Ele estava a dois passos de mim e me olhava como se quisesse me abraçar. Há muitos anos não o via e agora ao perceber aquele homem tão bonito que eu tivera a ilusão de amar, sentia que o que restara para mim fora apenas uma terna lembrança. Terna, mas distante. Sentindo seus olhos concentrados em meu rosto imaginei que estivesse querendo captar o que se passava naquele instante. Estava simplesmente sentado atrás de uma mesa de executivo e cuja porta eu abrira por engano quando na verdade quisera visitar outra pessoa. Mas algo além da surpresa e do chamado dele me fizeram entrar na sala.
Fui me aproximando devagar até que ouvi o som da sua voz:
– Você não mudou nada. Continua a mesma mulher pela qual me apaixonei!
– Então ambos não mudamos…
Ele riu, mas o som me pareceu apenas um arremedo da gargalhada que ele quisera encenar. E me perguntava o que me parecia bizarro naquela cena inesperada.
-Continuo apaixonado por você e fixado e fascinado pelos seus olhos.
Recordei, então nosso relacionamento tempestuoso perguntando-me se ainda havia muito da antiga intrepidez em seu temperamento impulsivo. E imaginei que sim, só que compreendi que parecia ter receio de alguma coisa.
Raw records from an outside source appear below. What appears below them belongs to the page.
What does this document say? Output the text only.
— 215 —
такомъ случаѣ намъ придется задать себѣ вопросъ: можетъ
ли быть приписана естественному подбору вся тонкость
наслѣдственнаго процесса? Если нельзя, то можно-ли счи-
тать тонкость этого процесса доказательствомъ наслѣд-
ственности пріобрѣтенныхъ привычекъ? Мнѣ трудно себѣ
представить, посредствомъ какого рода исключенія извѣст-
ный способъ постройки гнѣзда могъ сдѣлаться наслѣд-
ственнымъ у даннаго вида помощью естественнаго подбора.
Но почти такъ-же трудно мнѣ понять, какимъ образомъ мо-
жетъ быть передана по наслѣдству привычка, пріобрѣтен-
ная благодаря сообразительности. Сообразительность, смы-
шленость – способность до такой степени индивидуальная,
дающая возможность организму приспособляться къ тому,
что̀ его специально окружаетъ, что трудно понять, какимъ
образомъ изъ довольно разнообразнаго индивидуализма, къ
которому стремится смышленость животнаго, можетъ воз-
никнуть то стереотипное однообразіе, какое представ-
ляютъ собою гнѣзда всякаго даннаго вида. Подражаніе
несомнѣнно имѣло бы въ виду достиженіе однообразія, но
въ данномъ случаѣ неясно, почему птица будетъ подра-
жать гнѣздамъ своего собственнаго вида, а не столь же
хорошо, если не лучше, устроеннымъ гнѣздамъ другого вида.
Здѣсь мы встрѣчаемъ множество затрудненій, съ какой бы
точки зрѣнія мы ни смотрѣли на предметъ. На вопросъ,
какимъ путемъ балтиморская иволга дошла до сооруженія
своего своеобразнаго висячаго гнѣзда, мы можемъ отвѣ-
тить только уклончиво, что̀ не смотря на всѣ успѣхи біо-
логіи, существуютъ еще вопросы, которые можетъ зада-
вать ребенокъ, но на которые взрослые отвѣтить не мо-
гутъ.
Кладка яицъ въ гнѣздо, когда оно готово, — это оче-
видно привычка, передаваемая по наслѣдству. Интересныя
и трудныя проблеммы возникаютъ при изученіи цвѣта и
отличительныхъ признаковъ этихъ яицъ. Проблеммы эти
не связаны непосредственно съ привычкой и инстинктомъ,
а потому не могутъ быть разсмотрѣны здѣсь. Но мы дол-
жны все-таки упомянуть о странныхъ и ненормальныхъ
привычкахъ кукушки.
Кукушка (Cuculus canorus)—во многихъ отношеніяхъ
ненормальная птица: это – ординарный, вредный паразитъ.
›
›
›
Mas não tinha certeza.
-Acho que hoje podemos ser amigos embora depois de nosso último encontro nunca mais o tenha visto.
Seus olhos grandes e escuros me pareceram ainda mais negros com a sombra das recordações a perturbá-lo e perguntei-lhe sem me conter
– O que há com você? Aconteceu alguma coisa além desse nosso encontro casual?
-Já foi há alguns anos, mas me responda. Foi morar em outro lugar?
-Sim, por uns tempos. Mudança de emprego e também de lugar.
-E nunca mais pensou em mim ou quis saber notícias?
-Preferi assim. Reatamos várias vezes nossa relação por aquela paixão que nos consumia, mas sabíamos ambos que não daria certo. Nossos temperamentos sempre foram opostos. Tínhamos que aprender a viver sem ela.
Quando o fixei seu rosto estava devastadoramente amargurado enquanto me perguntava
– Então não soube de nada?
-Nada o que? E estava ansiosa quando fiz a pergunta
Ele não respondeu. Apenas deu um impulso à sua cadeira de executivo e chegou até perto de mim, num segundo tão rápido que tive a ilusão de estar tendo um pesadelo.
Suas pernas imóveis na cadeira pareciam inertes e frágeis debaixo da calça leve e não sei como nem porque lhe perguntei ainda:
-Como aconteceu isso. Não pode andar?
Algumas lágrimas que ele não conseguira impedir desciam de seus olhos enquanto dizia:
-Tortura maior foi imaginar que você tinha ido embora para não me ver depois do meu acidente.
Permaneci calada, enquanto a dor tomava conta de mim, transtornada e petrificada, tentando compreender por que razão não fora me despedir quando resolvera definitivamente mudar de vida e de cidade. Sentira desejo e lutara contra isso. Por quê?